Seguindo as movimentações nos mercados internacionais, os preços de café no mercado doméstico brasileiro apresentaram importante recuperação na semana. O indicador CEPEA para o café arábica marcou um avanço de 5,6%, terminando a sexta-feira (25) cotado a R$ 984,78/saca. Já o café robusta verificou uma recuperação de 5,9%, fechando a sexta-feira (25) cotado a R$ 590,78/saca.
Na última semana, o USDA divulgou seus relatórios semianuais, que trouxe ajustes para as estimativas da agência para os principais países produtores de café em 2022/23. O USDA ajustou para baixo em 1,7 milhões de sacas (2,6%) a produção no Brasil, para 62,6 milhões de sacas. A produção da Colômbia foi estimada em 12,6 milhões de sacas, representando uma queda de 400 mil sacas (3,1%) com relação a estimativa anterior. Para o Vietnã, o USDA estima uma produção de 30,22 milhões, queda de 2,2% com relação a primeira estimativa. A produção da Indonésia foi mantida em 11,35 milhões de sacas e a produção da Índia foi ajustada para 6,24 milhões, um aumento de 8,7% com relação a estimativa anterior. Para mais detalhes, acesse aqui o relatório completo sobre as divulgações do USDA.
Atualização parcial das estimativas do USDA
Fonte: USDA. Elaboração: StoneX.
Nas próximas semanas, o foco das atenções do mercado se concentrará nas condições climáticas no Brasil, que tem sido favoráveis ao desenvolvimento da próxima safra, e nos outros países produtores, como Colômbia e Vietnã. Ambos os países já iniciaram a colheita, com a entrada dos novos cafés esperada para as próximas semanas. Ainda sob efeito do La Niña, o possível excesso de chuva nestes países pode ser um problema quanto ao ritmo de colheita e a qualidade dos cafés. Além disso, serão divulgados nas próximas duas semanas os dados das exportações de café dos países e as importações de café nos EUA em outubro (06/12), o que pode dar uma pista da “saúde” do consumo no país.
Ainda em dezembro, será divulgado o relatório final do USDA, que deve trazer ajustes para o balanço de oferta e demanda em 2022/23, tendo em vista as reduções nas estimativas de produção de alguns dos principais produtores. No entanto, o relatório pode também trazer ajustes para o consumo, já que existe uma perspectiva de um consumo possivelmente enfraquecido devido aos problemas macroeconômicos nos países, como inflação e possível recessão econômica.
Dólar avança com incertezas no cenário fiscal e político brasileiro
O dólar tornou a avançar na última semana no mercado cambial brasileiro, com o par real/dólar encerrando o período cotado a R$ 5,408, alta de 0,6%, com os agentes ainda repercutindo as acerca das incertezas em torno das negociações para a Proposta de Emenda à Constituição (PEC) da Transição e a indefinição sobre o corpo de ministros do novo governo. No exterior, o dollar index terminou cotado a 106,0 pontos, queda de 0,8% no período.

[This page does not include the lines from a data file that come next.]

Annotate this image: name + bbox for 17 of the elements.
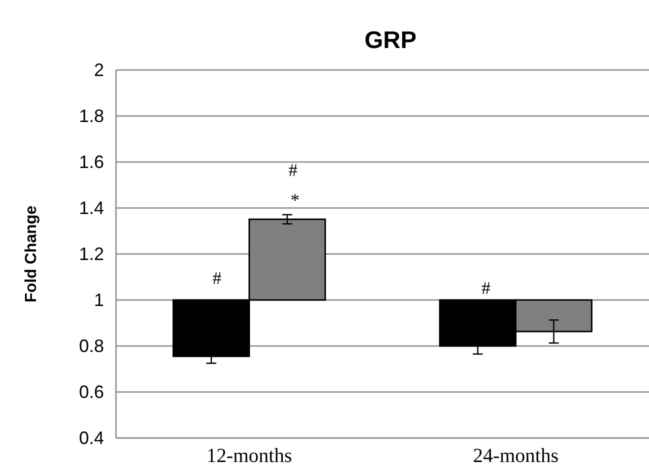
y-tick-label: 0.4 xyxy=(78,428,104,448)
y-tick-label: 1.8 xyxy=(78,106,104,126)
y-tick-label: 2 xyxy=(94,60,104,80)
annotation: # xyxy=(212,268,222,288)
x-tick-label: 12-months xyxy=(206,445,292,467)
y-tick-label: 1.6 xyxy=(78,152,104,172)
y-tick-label: 1 xyxy=(94,290,104,310)
y-tick-label: 1.2 xyxy=(78,244,104,264)
chart-title: GRP xyxy=(364,27,417,54)
y-tick-label: 0.6 xyxy=(78,382,104,402)
y-tick-label: 1.4 xyxy=(78,198,104,218)
annotation: # xyxy=(288,160,298,180)
y-axis-title: Fold Change xyxy=(23,205,40,302)
x-tick-label: 24-months xyxy=(472,445,559,467)
y-tick-label: 0.8 xyxy=(78,336,104,356)
annotation: # xyxy=(482,278,490,298)
annotation: * xyxy=(290,190,300,210)
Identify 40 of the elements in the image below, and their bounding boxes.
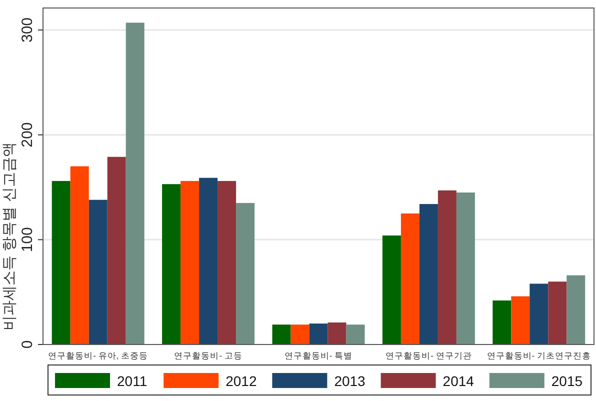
bar	[328, 322, 346, 344]
y-axis-title: 비과세소득 항목별 신고금액	[1, 142, 18, 330]
legend-label: 2011	[117, 373, 148, 389]
x-tick-label: 연구활동비- 연구기관	[386, 350, 472, 360]
bar	[492, 300, 512, 344]
bar	[382, 235, 401, 344]
bar	[52, 180, 70, 344]
legend-label: 2013	[334, 373, 366, 389]
legend-label: 2012	[226, 373, 257, 389]
y-tick-label: 200	[19, 122, 36, 148]
legend-label: 2015	[551, 373, 583, 389]
y-tick-label: 100	[19, 227, 36, 252]
bar	[162, 184, 181, 344]
x-tick-label: 연구활동비- 고등	[174, 350, 242, 360]
bar	[126, 22, 144, 344]
bar	[309, 324, 328, 344]
bar	[180, 180, 200, 344]
x-tick-label: 연구활동비- 유아, 초중등	[48, 350, 148, 360]
bar	[88, 200, 108, 344]
bar	[566, 275, 586, 344]
bar	[400, 213, 420, 344]
bar	[511, 296, 530, 344]
x-tick-label: 연구활동비- 기초연구진흥	[486, 350, 591, 360]
y-tick-label: 0	[19, 340, 36, 349]
bar	[272, 324, 291, 344]
bar	[218, 180, 236, 344]
bar	[290, 324, 310, 344]
bar	[438, 190, 456, 344]
bar	[70, 166, 89, 344]
bar	[548, 282, 567, 344]
legend-label: 2014	[442, 373, 474, 389]
bar	[346, 324, 365, 344]
bar	[107, 156, 126, 344]
bar	[419, 204, 438, 344]
x-tick-label: 연구활동비- 특별	[284, 350, 353, 360]
y-tick-label: 300	[19, 18, 36, 43]
bar	[530, 284, 548, 344]
bar	[199, 178, 218, 344]
bar	[236, 202, 255, 344]
bar	[456, 192, 475, 344]
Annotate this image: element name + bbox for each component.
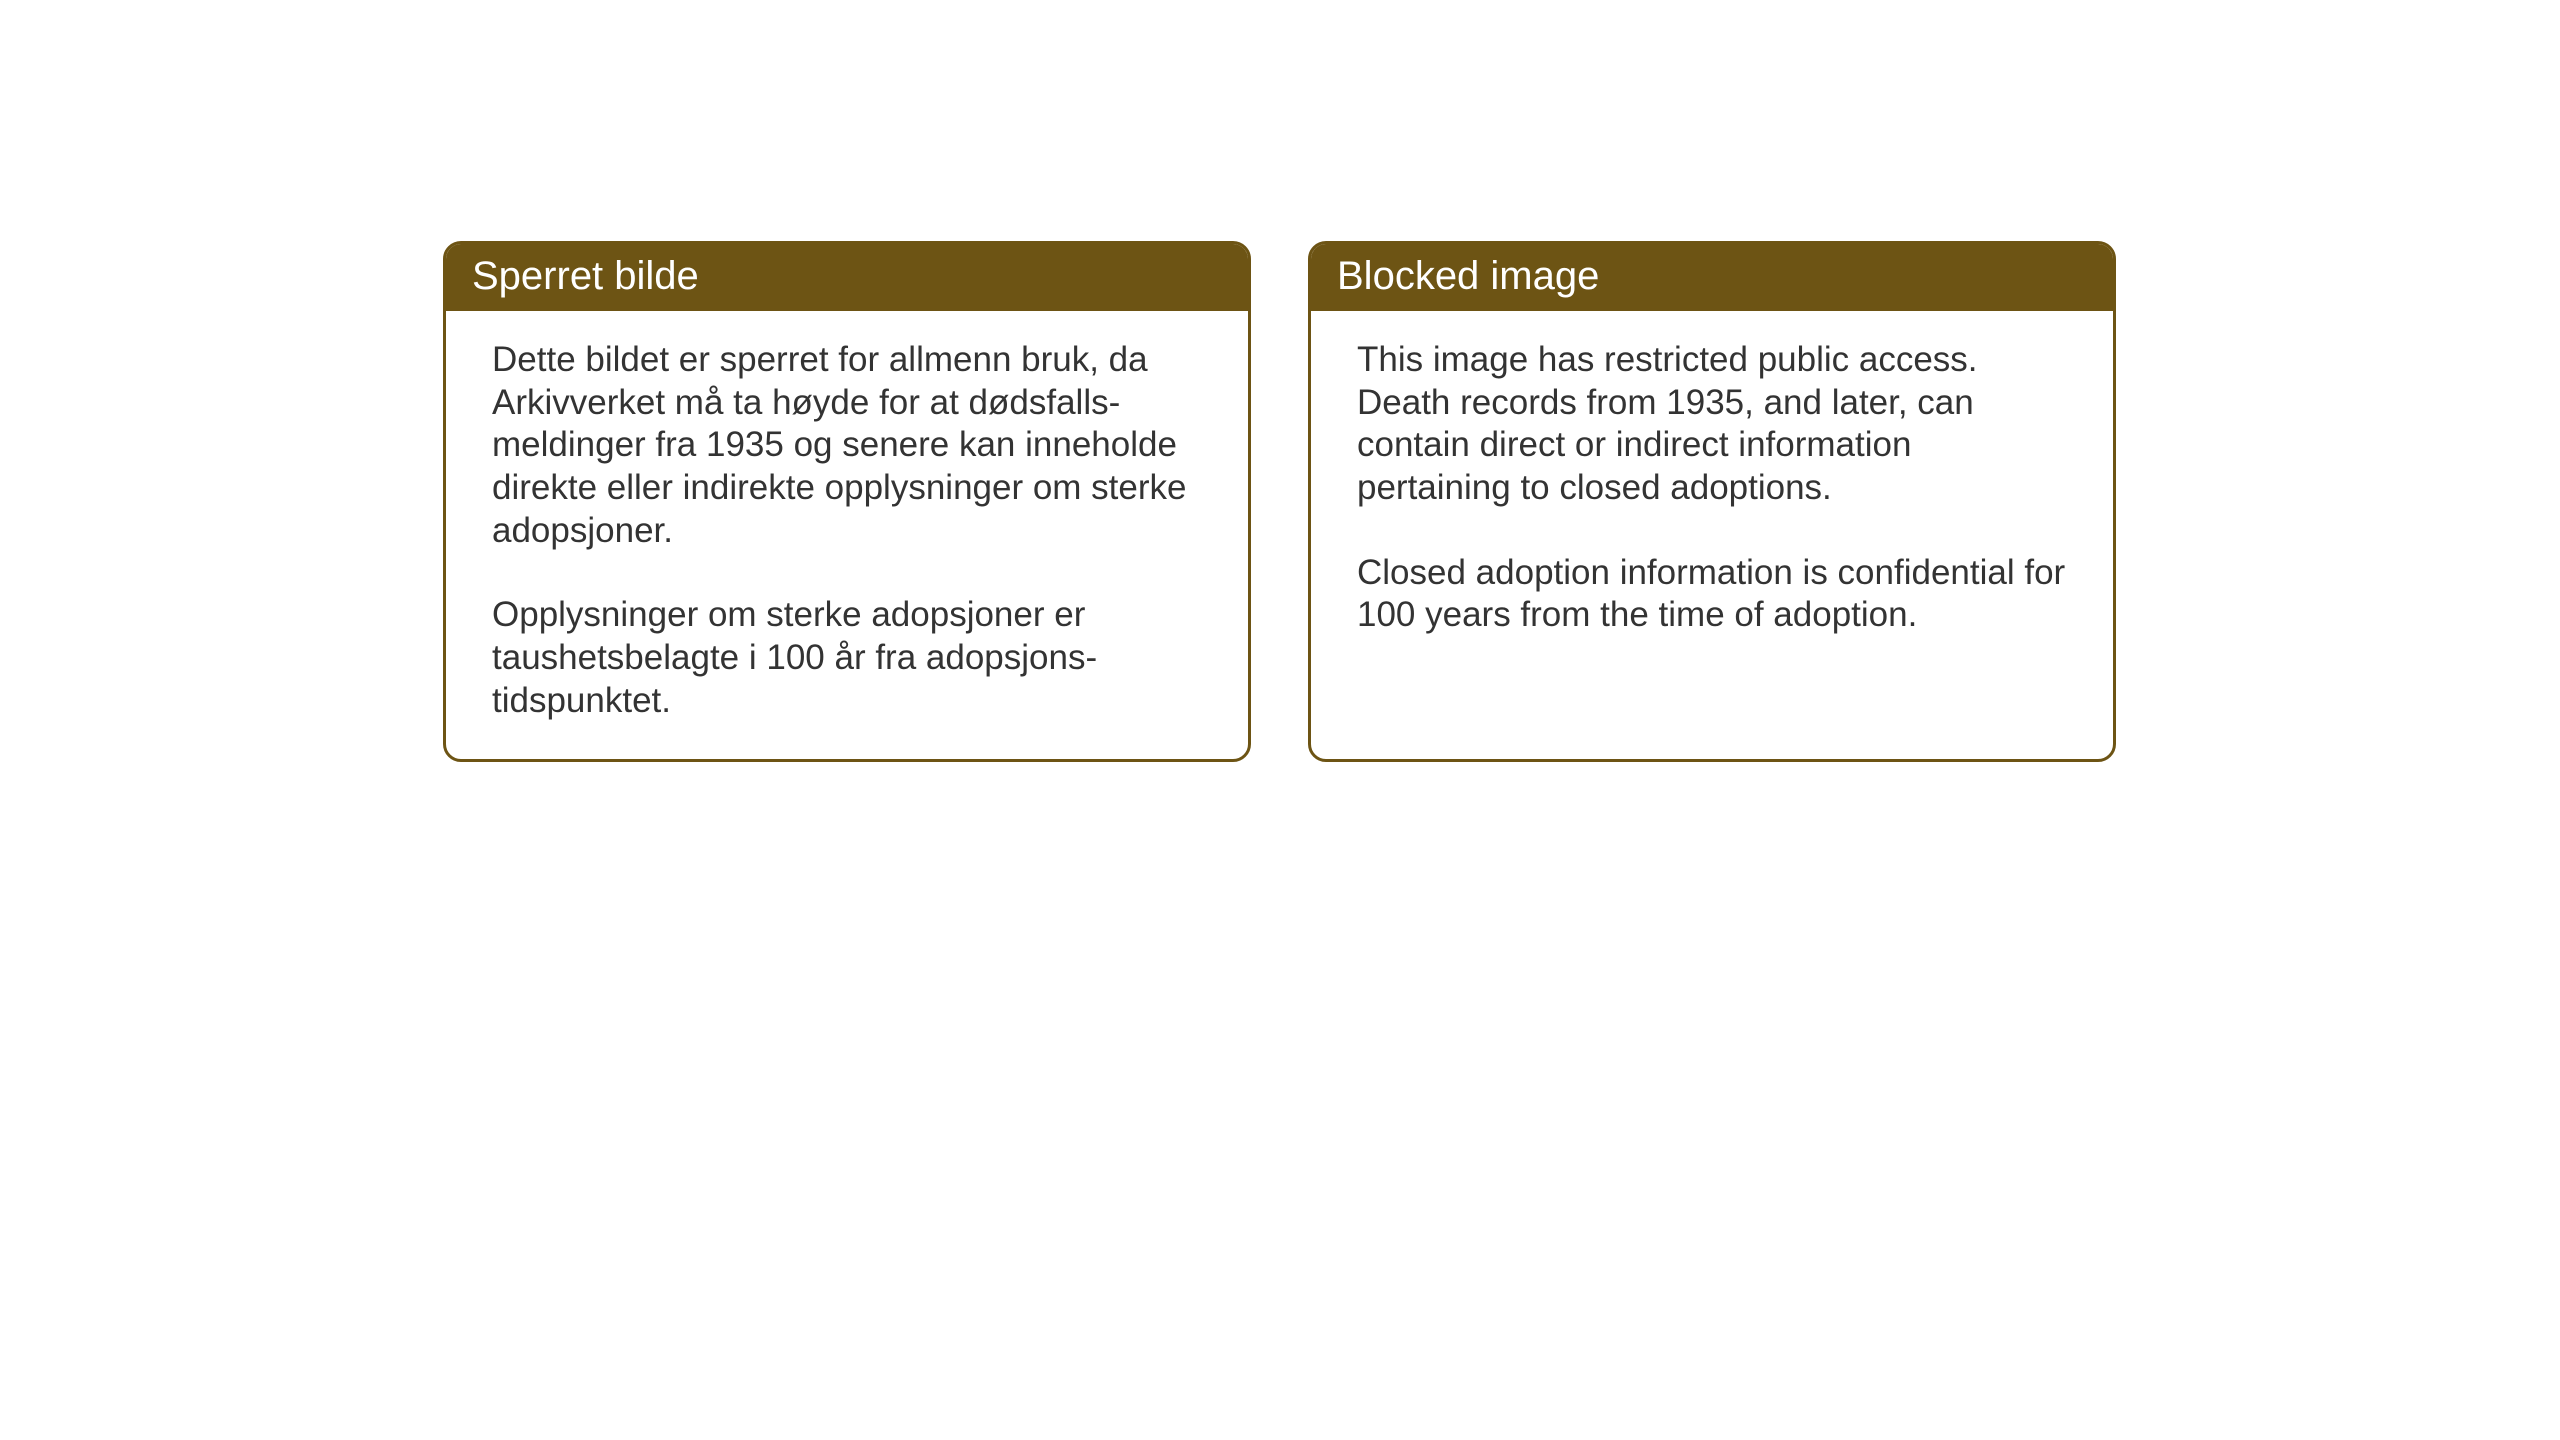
card-paragraph: Opplysninger om sterke adopsjoner er tau… [492, 594, 1202, 722]
card-header-english: Blocked image [1311, 244, 2113, 311]
card-paragraph: Dette bildet er sperret for allmenn bruk… [492, 339, 1202, 552]
card-header-norwegian: Sperret bilde [446, 244, 1248, 311]
notice-card-norwegian: Sperret bilde Dette bildet er sperret fo… [443, 241, 1251, 762]
card-body-english: This image has restricted public access.… [1311, 311, 2113, 673]
card-paragraph: This image has restricted public access.… [1357, 339, 2067, 510]
card-paragraph: Closed adoption information is confident… [1357, 552, 2067, 637]
notice-card-english: Blocked image This image has restricted … [1308, 241, 2116, 762]
notice-container: Sperret bilde Dette bildet er sperret fo… [443, 241, 2116, 762]
card-body-norwegian: Dette bildet er sperret for allmenn bruk… [446, 311, 1248, 759]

Em uma semana marcada por um menor volume de negócios na maior parte dos mercados globais em razão da ausência do mercado americano durante o feriado de Dia de Ação de Graças, que interrompeu as atividades nas bolsas na quinta-feira (24) e em boa parte da sexta-feira (25), o dólar manteve trajetória de recuo frente à maior parte das moedas globais. Os investidores seguem repercutindo os dados inflacionários abaixo do esperado para o mês de outubro nos Estados Unidos e a sinalização do banco central americano de que deve aliviar o seu ritmo de ajustes na taxa de juros a partir de sua próxima decisão, devendo elevar em apenas 0,50 p.p. em seu próximo encontro, aumento menor que os 0,75 p.p. observados nas últimas 3 decisões.